We have amassed much information indicating that children should be targeted in health promotion campaigns [22]. Studies have shown that counseling parents about nutrition, offering a variety of healthy foods and manipulating a host of other factors can affect children’s food choices. For example, easier availability leads to greater consumption of particular foods, while higher socioeconomic status of parents is associated with a more nutritious diet [34,35]. As such, not only educating parents and children, but also otherwise influencing children’s eating habits (by methods that will be discussed shortly) may represent our best opportunities to change the course of cancer. Accordingly, they should become major priorities.

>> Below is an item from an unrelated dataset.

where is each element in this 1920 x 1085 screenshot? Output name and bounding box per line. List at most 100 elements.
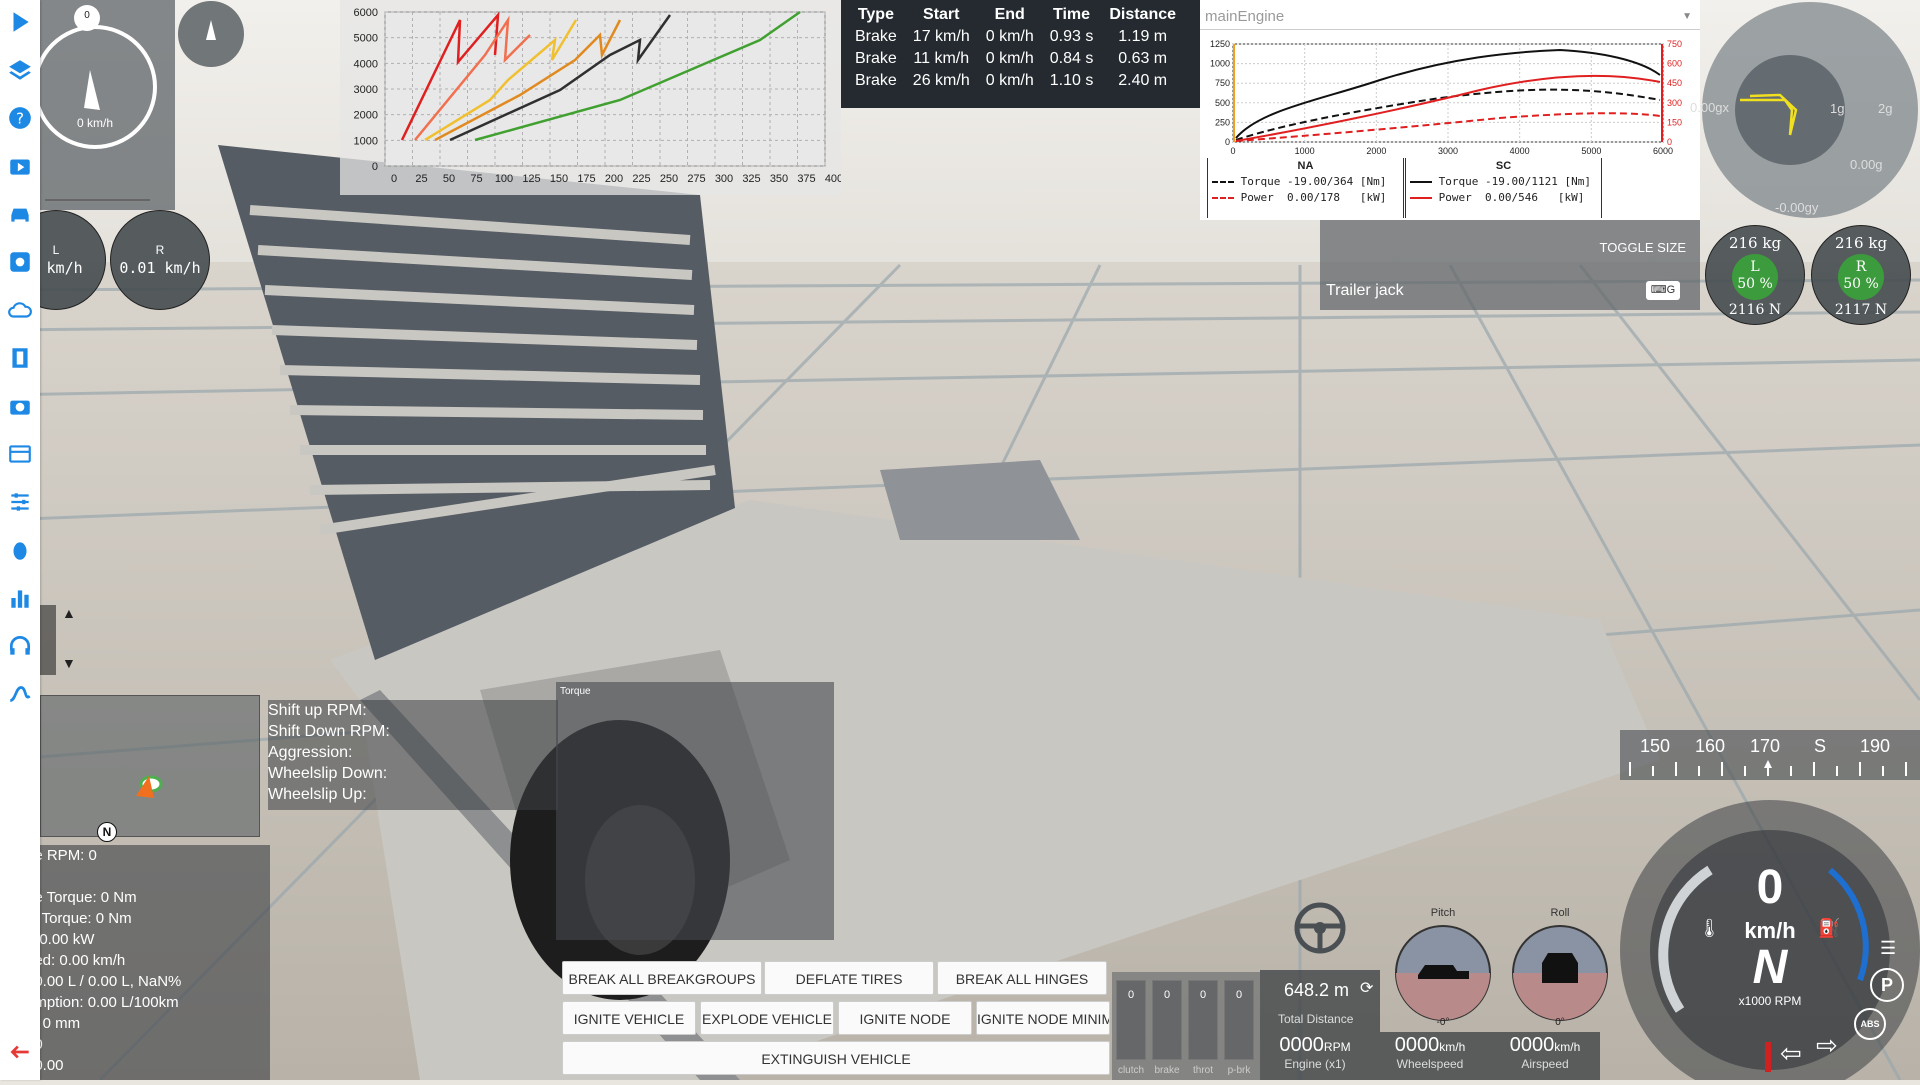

Government Policy: The Key to an Integrated Approach
Individual counseling in a health-care setting and public health promotion have roles in bringing preventative nutrition to the vanguard, but, as noted above, those methods, at least as presently implemented, suffer from limited effectiveness. We can summarize the problem in the words: "You can lead a horse to water, but you can’t make it wear a swimsuit." Behavior, including eating patterns, reflects a lifetime of conditioning. It is strongly influenced by such factors as cultural norms, socioeconomic status and advertising. These factors, predictably, are resistant to health promotion campaigns. Accordingly, more effective methods are required. This points to the necessity for governments to take action to remove barriers to healthy choices. As an example of public health policies, Nestle and Jacobson [33] proposed a range of policies designed to reduce the prevalence of obesity.

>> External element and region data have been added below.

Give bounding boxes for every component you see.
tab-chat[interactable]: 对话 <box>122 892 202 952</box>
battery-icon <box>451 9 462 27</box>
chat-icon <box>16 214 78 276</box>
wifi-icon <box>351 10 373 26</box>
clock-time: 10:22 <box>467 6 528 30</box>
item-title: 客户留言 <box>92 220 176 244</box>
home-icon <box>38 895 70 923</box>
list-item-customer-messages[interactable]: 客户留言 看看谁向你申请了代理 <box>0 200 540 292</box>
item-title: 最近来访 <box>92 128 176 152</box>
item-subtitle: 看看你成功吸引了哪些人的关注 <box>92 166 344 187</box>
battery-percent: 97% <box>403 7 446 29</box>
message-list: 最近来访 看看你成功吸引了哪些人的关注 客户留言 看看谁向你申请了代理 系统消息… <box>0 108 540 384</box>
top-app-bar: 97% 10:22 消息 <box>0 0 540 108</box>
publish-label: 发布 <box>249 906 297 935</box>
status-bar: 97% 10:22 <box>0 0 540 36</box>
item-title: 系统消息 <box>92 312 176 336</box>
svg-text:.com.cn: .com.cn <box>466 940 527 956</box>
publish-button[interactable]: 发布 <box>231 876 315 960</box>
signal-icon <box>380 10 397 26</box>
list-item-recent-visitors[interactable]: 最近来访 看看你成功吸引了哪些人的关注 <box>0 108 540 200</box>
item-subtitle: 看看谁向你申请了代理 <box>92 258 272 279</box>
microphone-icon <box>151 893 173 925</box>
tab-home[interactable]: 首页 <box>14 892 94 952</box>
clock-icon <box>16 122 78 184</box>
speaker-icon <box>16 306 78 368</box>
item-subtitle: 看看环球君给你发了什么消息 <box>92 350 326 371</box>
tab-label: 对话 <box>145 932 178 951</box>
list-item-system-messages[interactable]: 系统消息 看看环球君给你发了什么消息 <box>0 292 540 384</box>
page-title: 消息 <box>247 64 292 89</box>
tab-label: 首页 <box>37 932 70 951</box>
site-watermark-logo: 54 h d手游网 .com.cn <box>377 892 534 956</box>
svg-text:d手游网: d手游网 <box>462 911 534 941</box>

Such a strategy for cancer prevention could include action designed to shift the national diet (e.g., legislating against certain types of advertising, restricting grocery store promotional "freebies" to healthful foods, replacing school pop machines with fruit and vegetable bowls) [33,36,37]. And it could go further. The most effective actions will probably be economic, involving subsidies and taxation. Studies show that sales of tobacco and alcohol vary negatively with price [3840], and that fruit and vegetable consumption levels increase with decreasing price [37,41,42]. This strategy was suggested in the 1988 World Health Organization imperative that: "Taxation and subsidies should discriminate in favor of easy access for all to healthy food and improved diet" [36]. In other words governments should explore taxing nonnutritious items while subsidizing fruit, vegetables and whole grains.

CONCLUSIONS

This paper has discussed the general point that progress in finding out how to prevent cancer has been much more rapid than progress in finding out how to cure the disease. Details remain to be worked out, but with respect to gross dietary considerations, there exists sufficient evidence on which to act.

Yet the "war" on cancer is still dominated by early detection and therapy rather than by prevention. Certainly, treatment of extant cancer is extremely important for suffering individuals, but a nearly exclusive focus on treatment represents a gross misdirection of resources. Even if clinical trials of new cancer treatments prove highly successful, primary prevention will remain paramount. Health-care professionals should confidently promulgate a cancer-preventing diet that avoids known risk factors and includes abundant fruits, vegetables and whole grains.

Health promotion campaigns—both in the community and at the worksite—can also be advocated. These approaches, however, have limited effectiveness. On their own, they are unlikely to lead to major reductions in the burden of cancer and other Western diseases.

We must go beyond health promotion and develop a strategy based on government policies. Such public health policies will extend to the school, the supermarket and the airwaves. By means of taxation and subsidies, people will be encouraged to lead a healthier lifestyle, much as is already done with tobacco and alcohol. The new philosophy is based on removing barriers to a healthier lifestyle. To the extent that cancers can be prevented, we must ensure that they are.

Received January 29, 2001. Accepted August 8, 2001.